Interdisciplinarity and research creation
Terms like practice-led research, research-based art-practice and research-creation attest to a felt need to expand conventional academic research/learning processes as well as art practices. Orthogonal combines historical and anthropological research, aero and hydrodynamics, engineering design and manual/artisanal making practice into an integrated process.
Project history and institutional context
Penny began designing Orthogonal in 2014. Building began 2016. Anticipated launching for sea-trails have ben postpone due to covid and other annoyances.
The Orthogonal team is grateful for the in-kind support of the Dean of the Claire Trevor School of the Arts (providing space for building Orthogonal) and to the CALIT2/UROP Multidisciplinary Design Projects program which has afforded a structure in which students can work on the project, along with a small budget. Professor Penny is also grateful to UCI CORCL for a small grant towards the project.

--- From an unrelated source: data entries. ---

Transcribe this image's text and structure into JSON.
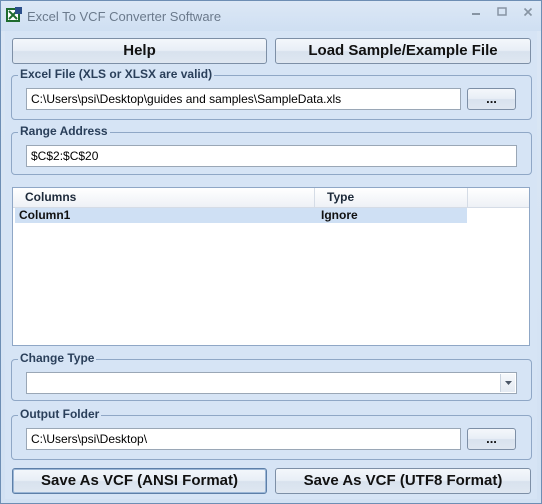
{
  "window": {
    "title": "Excel To VCF Converter Software",
    "controls": {
      "minimize_icon": "minimize-icon",
      "maximize_icon": "maximize-icon",
      "close_icon": "close-icon"
    }
  },
  "toolbar": {
    "help_label": "Help",
    "load_sample_label": "Load Sample/Example File"
  },
  "excel_file": {
    "group_label": "Excel File (XLS or XLSX are valid)",
    "value": "C:\\Users\\psi\\Desktop\\guides and samples\\SampleData.xls",
    "browse_label": "..."
  },
  "range_address": {
    "group_label": "Range Address",
    "value": "$C$2:$C$20"
  },
  "columns_list": {
    "headers": [
      "Columns",
      "Type"
    ],
    "rows": [
      {
        "column": "Column1",
        "type": "Ignore"
      }
    ]
  },
  "change_type": {
    "group_label": "Change Type",
    "selected": ""
  },
  "output_folder": {
    "group_label": "Output Folder",
    "value": "C:\\Users\\psi\\Desktop\\",
    "browse_label": "..."
  },
  "actions": {
    "save_ansi_label": "Save As VCF (ANSI Format)",
    "save_utf8_label": "Save As VCF (UTF8 Format)"
  },
  "colors": {
    "window_bg": "#d6e4f5",
    "group_border": "#8fa7c6",
    "selected_row": "#cfe0f4"
  }
}
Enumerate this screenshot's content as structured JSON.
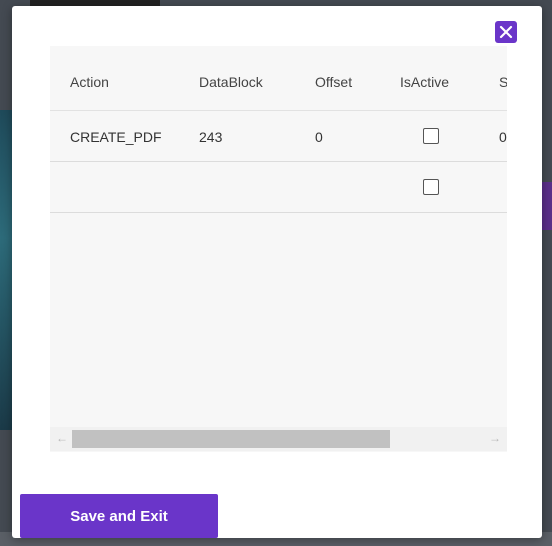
{
  "dialog": {
    "close_icon": "close-icon",
    "save_button_label": "Save and Exit",
    "accent_color": "#6a35c9"
  },
  "grid": {
    "columns": [
      "Action",
      "DataBlock",
      "Offset",
      "IsActive",
      "S"
    ],
    "rows": [
      {
        "action": "CREATE_PDF",
        "datablock": "243",
        "offset": "0",
        "isactive": false,
        "s": "0"
      },
      {
        "action": "",
        "datablock": "",
        "offset": "",
        "isactive": false,
        "s": ""
      }
    ],
    "scroll_left_icon": "arrow-left-icon",
    "scroll_right_icon": "arrow-right-icon"
  }
}
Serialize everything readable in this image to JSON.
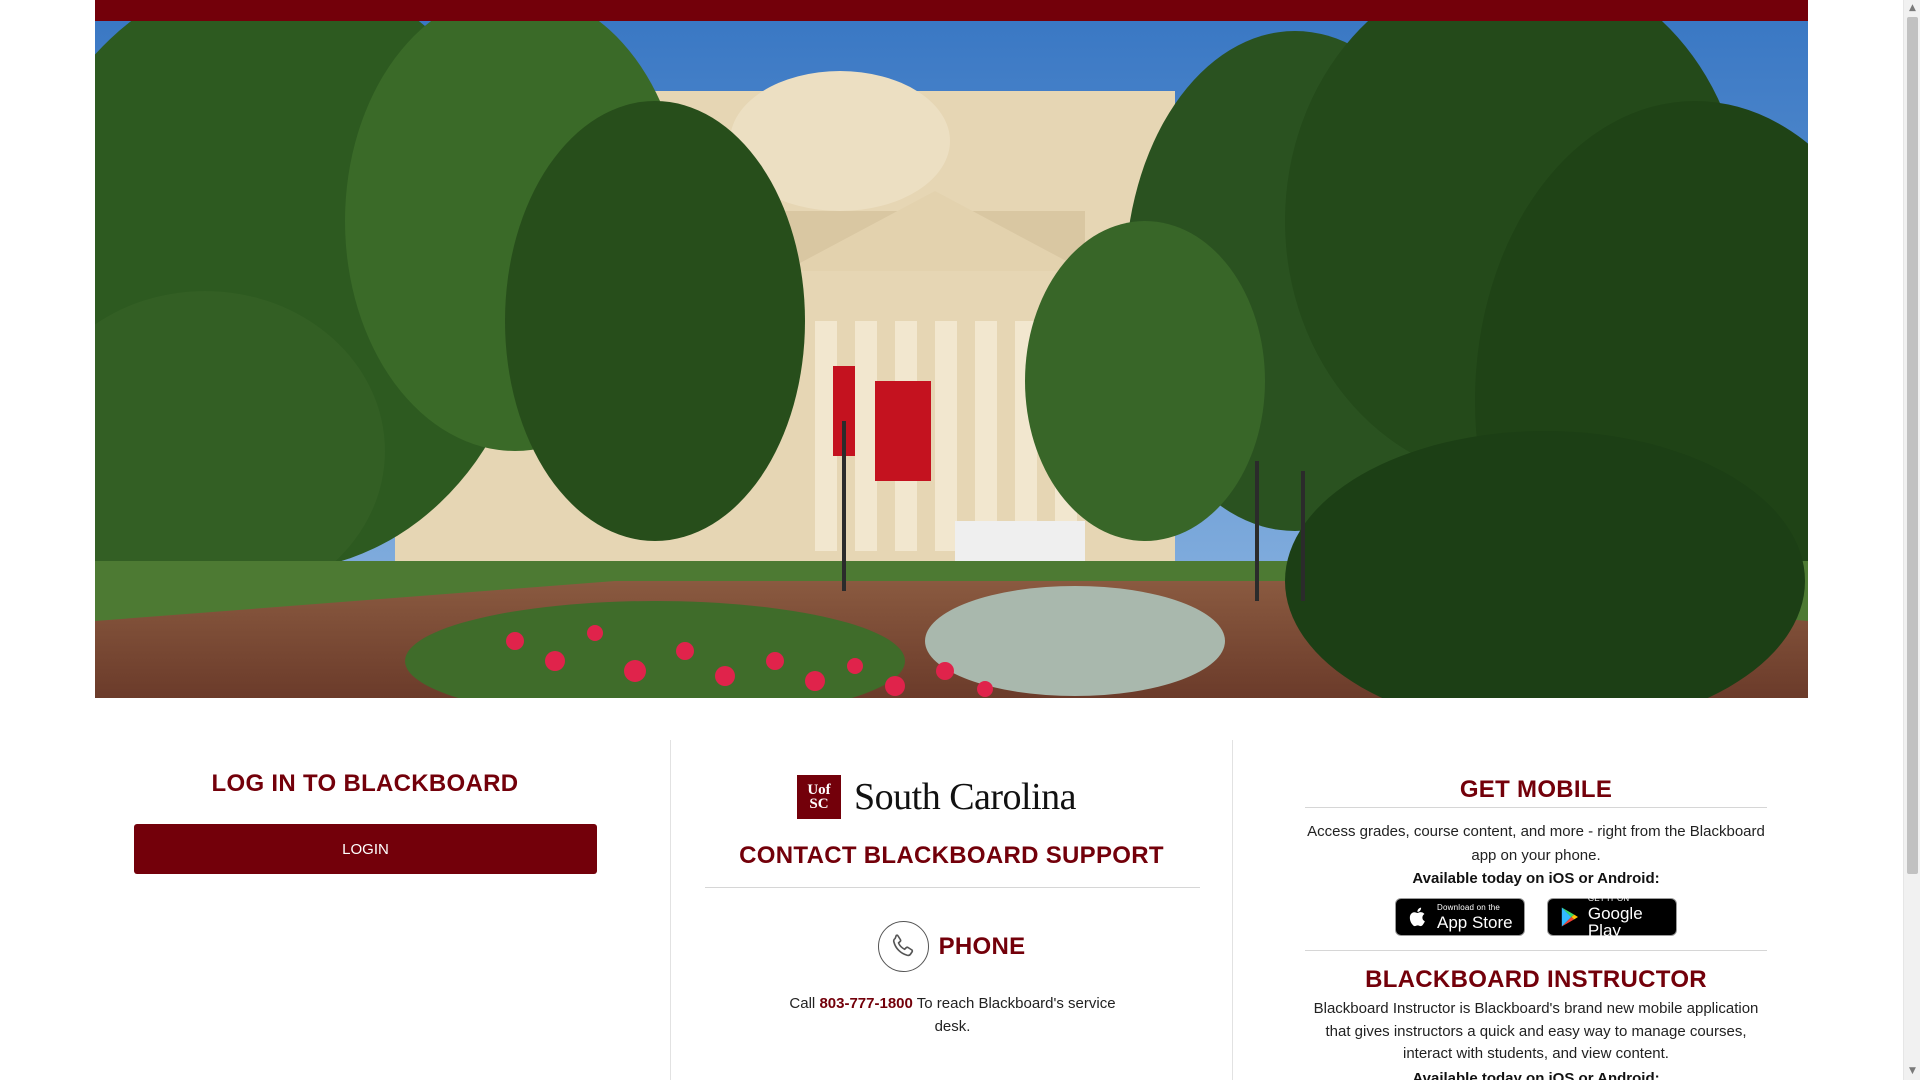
{
  "login": {
    "heading": "LOG IN TO BLACKBOARD",
    "button_label": "LOGIN"
  },
  "brand": {
    "logo_text_top": "Uof",
    "logo_text_bottom": "SC",
    "name": "South Carolina"
  },
  "contact": {
    "heading": "CONTACT BLACKBOARD SUPPORT",
    "phone": {
      "label": "PHONE",
      "text_before": "Call",
      "number": "803-777-1800",
      "text_after": "To reach Blackboard's service desk."
    }
  },
  "mobile": {
    "heading": "GET MOBILE",
    "description": "Access grades, course content, and more - right from the Blackboard app on your phone.",
    "available": "Available today on iOS or Android:",
    "app_store": {
      "small": "Download on the",
      "big": "App Store"
    },
    "google_play": {
      "small": "GET IT ON",
      "big": "Google Play"
    }
  },
  "instructor": {
    "heading": "BLACKBOARD INSTRUCTOR",
    "description": "Blackboard Instructor is Blackboard's brand new mobile application that gives instructors a quick and easy way to manage courses, interact with students, and view content.",
    "available": "Available today on iOS or Android:"
  },
  "colors": {
    "brand_garnet": "#73000a",
    "sky": "#4a86c8",
    "foliage": "#2f5a22"
  },
  "icons": [
    "phone-icon",
    "apple-icon",
    "google-play-icon",
    "scroll-up-icon",
    "scroll-down-icon"
  ]
}
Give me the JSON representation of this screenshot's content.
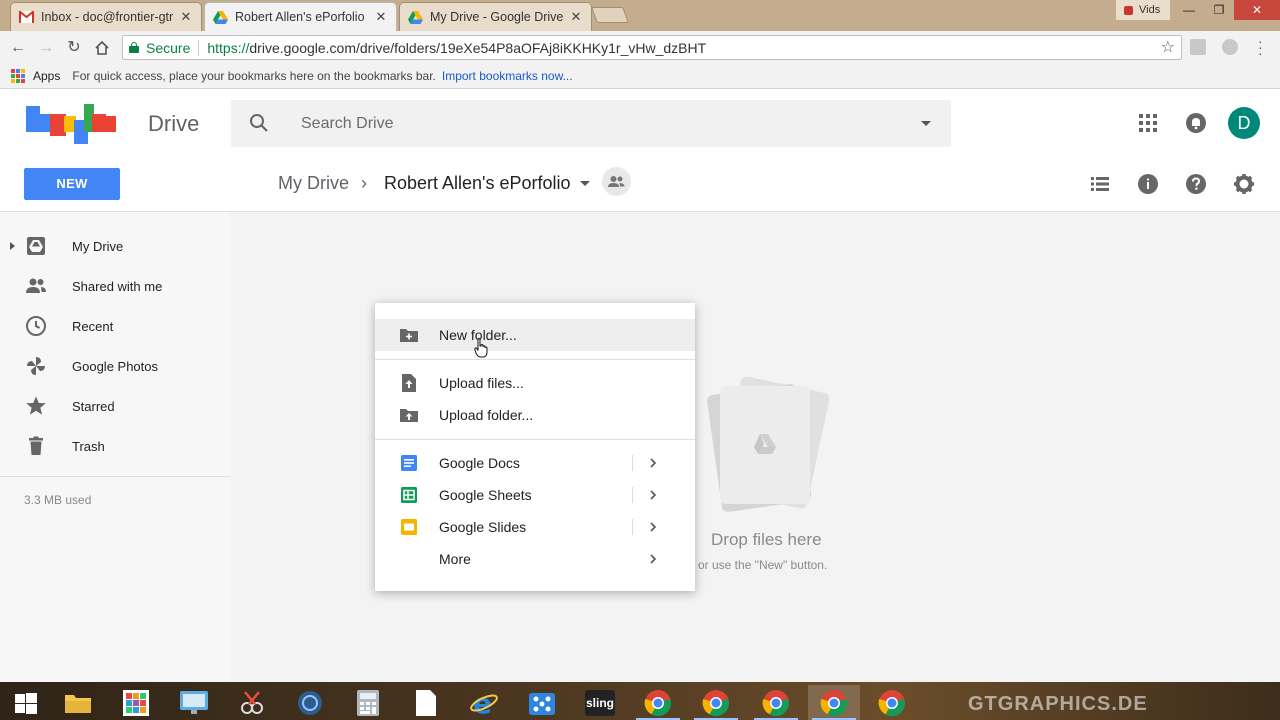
{
  "browser": {
    "tabs": [
      {
        "title": "Inbox - doc@frontier-gtr",
        "favicon": "gmail-icon"
      },
      {
        "title": "Robert Allen's ePorfolio",
        "favicon": "drive-icon",
        "active": true
      },
      {
        "title": "My Drive - Google Drive",
        "favicon": "drive-icon"
      }
    ],
    "close_glyph": "✕",
    "user_label": "Vids",
    "url": {
      "secure_label": "Secure",
      "protocol": "https://",
      "rest": "drive.google.com/drive/folders/19eXe54P8aOFAj8iKKHKy1r_vHw_dzBHT"
    },
    "bookmarks": {
      "apps_label": "Apps",
      "hint": "For quick access, place your bookmarks here on the bookmarks bar.",
      "import_link": "Import bookmarks now..."
    }
  },
  "drive": {
    "brand": "Drive",
    "search_placeholder": "Search Drive",
    "avatar_letter": "D",
    "new_button": "NEW",
    "breadcrumb": {
      "root": "My Drive",
      "separator": "›",
      "current": "Robert Allen's ePorfolio"
    },
    "sidebar": {
      "items": [
        {
          "label": "My Drive",
          "icon": "my-drive-icon"
        },
        {
          "label": "Shared with me",
          "icon": "people-icon"
        },
        {
          "label": "Recent",
          "icon": "clock-icon"
        },
        {
          "label": "Google Photos",
          "icon": "pinwheel-icon"
        },
        {
          "label": "Starred",
          "icon": "star-icon"
        },
        {
          "label": "Trash",
          "icon": "trash-icon"
        }
      ],
      "storage": "3.3 MB used"
    },
    "empty": {
      "title": "Drop files here",
      "subtitle": "or use the \"New\" button."
    },
    "new_menu": {
      "items": [
        {
          "label": "New folder...",
          "icon": "new-folder-icon"
        },
        {
          "label": "Upload files...",
          "icon": "upload-file-icon"
        },
        {
          "label": "Upload folder...",
          "icon": "upload-folder-icon"
        },
        {
          "label": "Google Docs",
          "icon": "docs-icon"
        },
        {
          "label": "Google Sheets",
          "icon": "sheets-icon"
        },
        {
          "label": "Google Slides",
          "icon": "slides-icon"
        },
        {
          "label": "More",
          "icon": ""
        }
      ]
    }
  },
  "taskbar": {
    "sling_label": "sling",
    "watermark": "GTGRAPHICS.DE"
  },
  "colors": {
    "drive_blue": "#4285f4",
    "secure_green": "#0b8043",
    "docs_blue": "#4285f4",
    "sheets_green": "#0f9d58",
    "slides_yellow": "#f4b400",
    "avatar": "#00897b"
  }
}
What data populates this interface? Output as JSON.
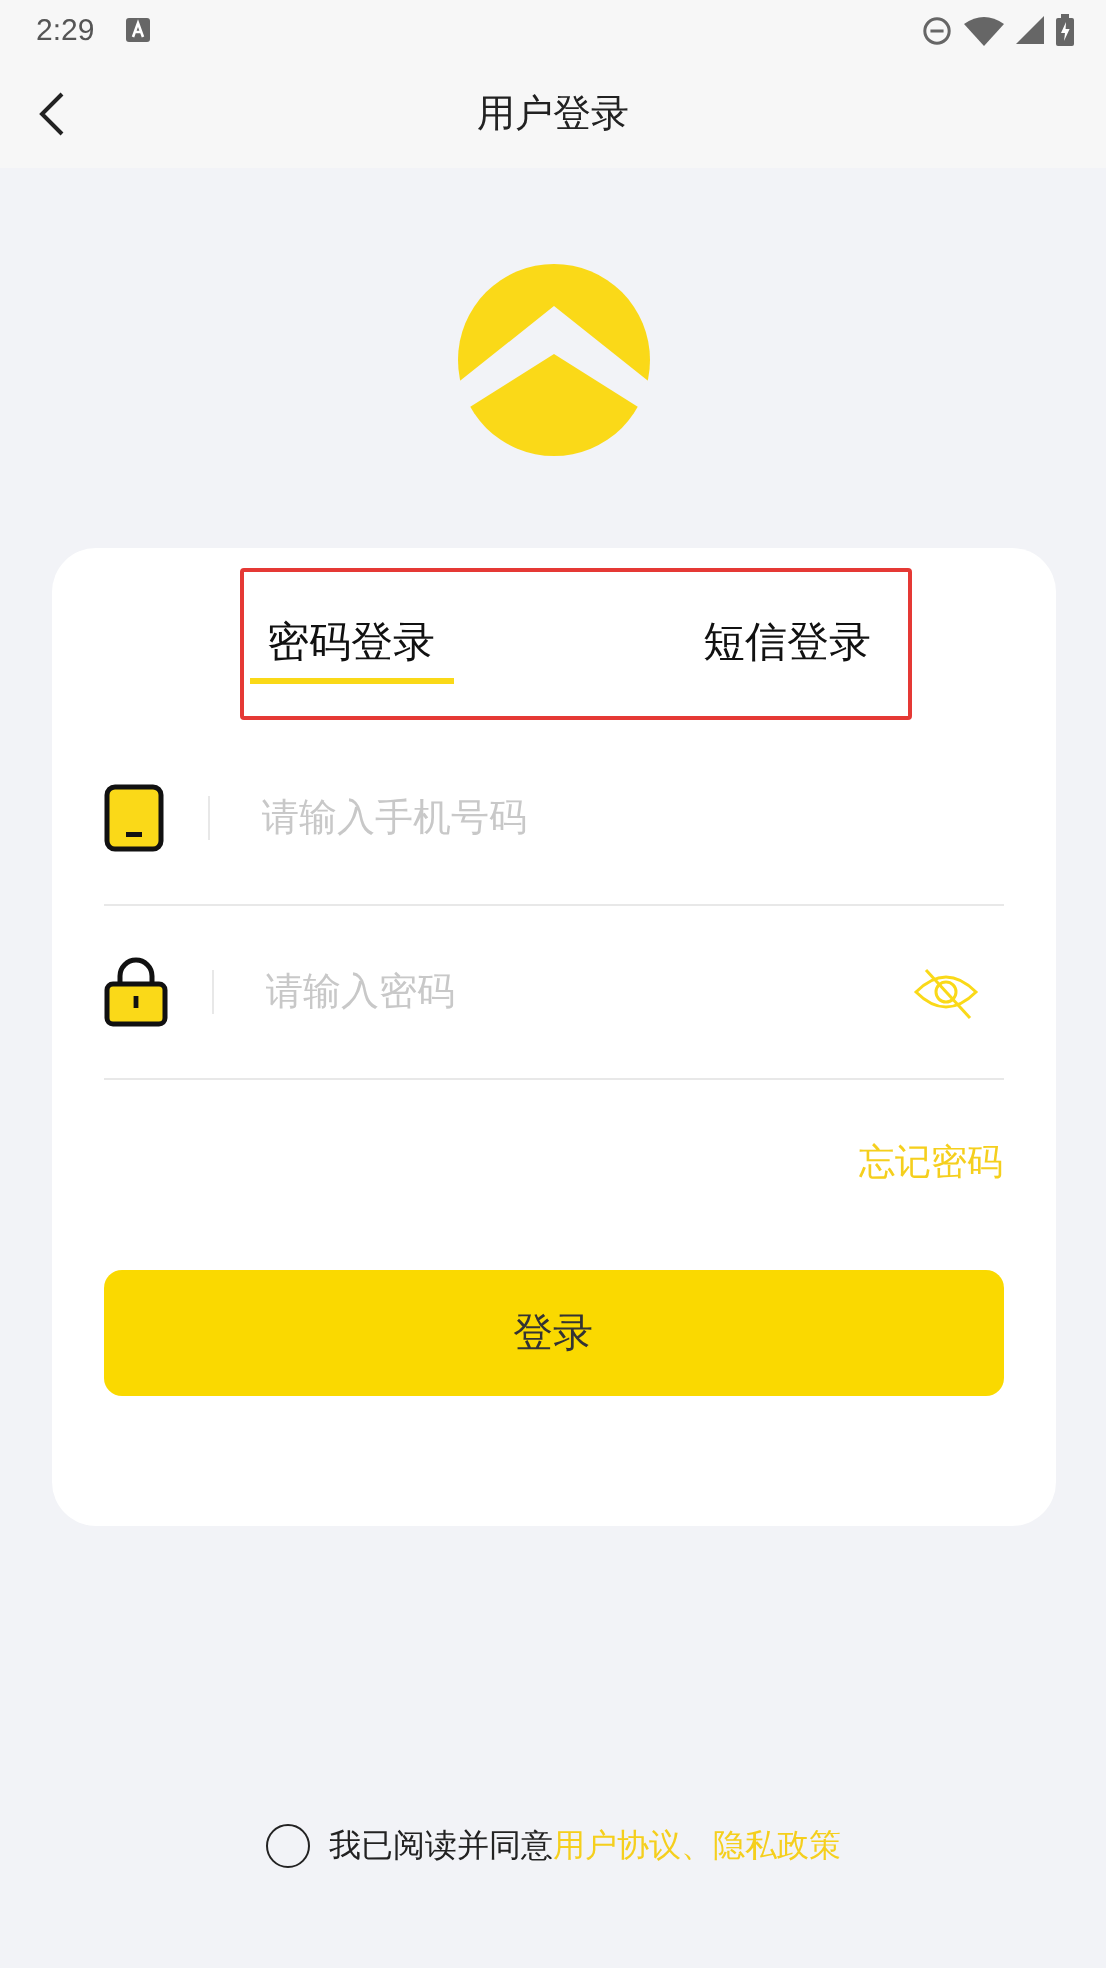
{
  "status_bar": {
    "time": "2:29"
  },
  "nav": {
    "title": "用户登录"
  },
  "tabs": [
    {
      "label": "密码登录",
      "selected": true
    },
    {
      "label": "短信登录",
      "selected": false
    }
  ],
  "fields": [
    {
      "kind": "phone",
      "placeholder": "请输入手机号码"
    },
    {
      "kind": "password",
      "placeholder": "请输入密码",
      "password_visible": false
    }
  ],
  "forgot_link": "忘记密码",
  "login_button": "登录",
  "agreement": {
    "checked": false,
    "text": "我已阅读并同意",
    "links": "用户协议、隐私政策"
  }
}
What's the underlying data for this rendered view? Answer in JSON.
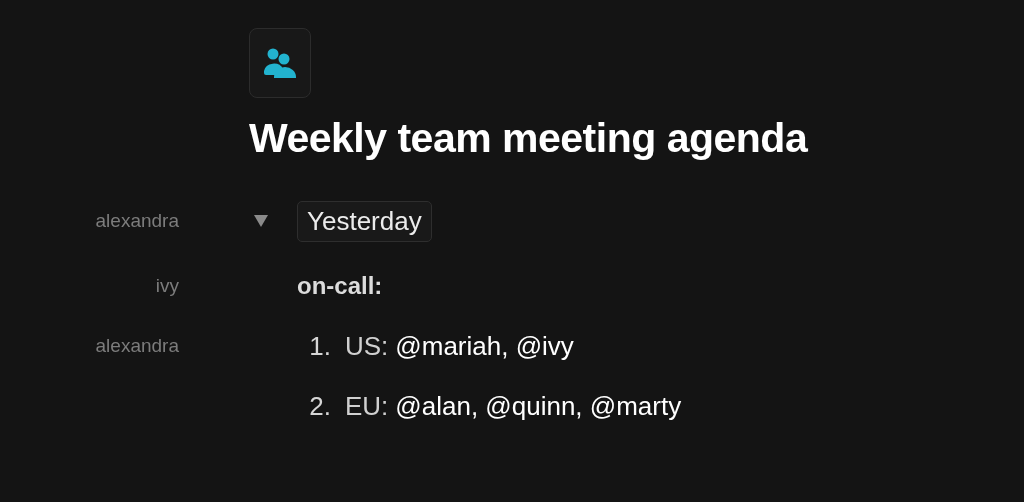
{
  "page": {
    "title": "Weekly team meeting agenda"
  },
  "blocks": [
    {
      "kind": "toggle",
      "author": "alexandra",
      "text": "Yesterday",
      "expanded": true
    },
    {
      "kind": "heading",
      "author": "ivy",
      "text": "on-call:"
    },
    {
      "kind": "list_item",
      "author": "alexandra",
      "number": "1.",
      "label": "US:",
      "mentions": "@mariah, @ivy"
    },
    {
      "kind": "list_item",
      "number": "2.",
      "label": "EU:",
      "mentions": "@alan, @quinn, @marty"
    }
  ]
}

In the context of UCI UROP MDP and other connections, I’ve worked with over 50 UCI undergrads on the project, in hands-on making and also in design and 3D modelling. Some have come in with some experience and/or mechanical aptitude and have contributed significantly while learning new skills. Others have begun with minimal experience. Some have had epiphanies and become engrossed. Others have found their tasks tedious, onerous and irrelevant. I am grateful to them all for their efforts.